11. De rechtbank ziet wel aanleiding om de minister te veroordelen in de door eiser gemaakte proceskosten, omdat eiseres die redelijkerwijs heeft moeten maken in verband met de behandeling van het beroep tegen het niet tijdig beslissen. Deze kosten worden op grond van het Besluit proceskosten bestuursrecht vastgesteld op € 453,50 (1 punt voor het indienen van het beroepschrift met een waarde per punt van € 907,- en een wegingsfactor 0,5)

Beslissing

De rechtbank:
  • verklaart het beroep tegen het niet tijdig beslissen niet-ontvankelijk;
  • verklaart het beroep tegen het bestreden besluit ongegrond;
  • veroordeelt de minister tot betaling van € 453,50 aan proceskosten aan eiseres.
Deze uitspraak is gedaan door mr.

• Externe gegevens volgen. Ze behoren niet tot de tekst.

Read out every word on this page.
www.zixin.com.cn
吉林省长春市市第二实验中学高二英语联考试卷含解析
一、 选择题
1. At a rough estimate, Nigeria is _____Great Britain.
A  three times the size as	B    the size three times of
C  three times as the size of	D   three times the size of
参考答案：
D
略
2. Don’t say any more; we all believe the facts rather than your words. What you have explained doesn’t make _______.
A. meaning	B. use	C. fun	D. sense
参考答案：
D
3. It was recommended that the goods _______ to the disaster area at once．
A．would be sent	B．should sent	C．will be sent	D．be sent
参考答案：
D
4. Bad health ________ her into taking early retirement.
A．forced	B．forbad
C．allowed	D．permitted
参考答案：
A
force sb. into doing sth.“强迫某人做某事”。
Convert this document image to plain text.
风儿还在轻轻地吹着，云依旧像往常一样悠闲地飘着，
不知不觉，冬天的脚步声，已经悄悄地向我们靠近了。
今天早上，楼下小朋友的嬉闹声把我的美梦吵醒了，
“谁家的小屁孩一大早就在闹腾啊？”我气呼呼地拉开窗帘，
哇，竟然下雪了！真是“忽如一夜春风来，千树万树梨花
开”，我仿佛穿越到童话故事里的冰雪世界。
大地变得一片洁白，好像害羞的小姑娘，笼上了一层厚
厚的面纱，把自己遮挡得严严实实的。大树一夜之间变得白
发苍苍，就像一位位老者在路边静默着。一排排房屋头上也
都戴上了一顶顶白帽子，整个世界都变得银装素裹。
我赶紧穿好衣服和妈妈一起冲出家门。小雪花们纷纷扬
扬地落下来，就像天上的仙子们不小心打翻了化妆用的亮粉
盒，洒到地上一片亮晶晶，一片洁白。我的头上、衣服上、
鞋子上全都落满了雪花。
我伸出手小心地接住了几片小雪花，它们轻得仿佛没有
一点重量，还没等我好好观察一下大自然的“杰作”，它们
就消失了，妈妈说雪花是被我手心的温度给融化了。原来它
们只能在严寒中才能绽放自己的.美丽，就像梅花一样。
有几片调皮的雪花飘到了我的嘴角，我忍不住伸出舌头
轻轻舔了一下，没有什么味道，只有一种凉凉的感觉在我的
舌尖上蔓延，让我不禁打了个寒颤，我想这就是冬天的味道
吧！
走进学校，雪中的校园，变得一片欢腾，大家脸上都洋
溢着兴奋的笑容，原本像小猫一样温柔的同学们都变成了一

G.P. Loman, rechter, in aanwezigheid van mr. S.J. Valk, griffier.
De uitspraak is uitgesproken in het openbaar en bekendgemaakt op:
29 januari 2025

Informatie over hoger beroep

Een partij die het niet eens is met deze uitspraak, kan een hogerberoepschrift sturen naar de Afdeling bestuursrechtspraak van de Raad van State waarin wordt uitgelegd waarom deze partij het niet eens is met de uitspraak. Het hogerberoepschrift moet worden ingediend binnen 1 week na de dag waarop deze uitspraak is verzonden. Kan de indiener de behandeling van het hoger beroep niet afwachten, omdat de zaak spoed heeft, dan kan de indiener de voorzieningenrechter van de Afdeling bestuursrechtspraak van de Raad van State vragen om een voorlopige voorziening (een tijdelijke maatregel) te treffen.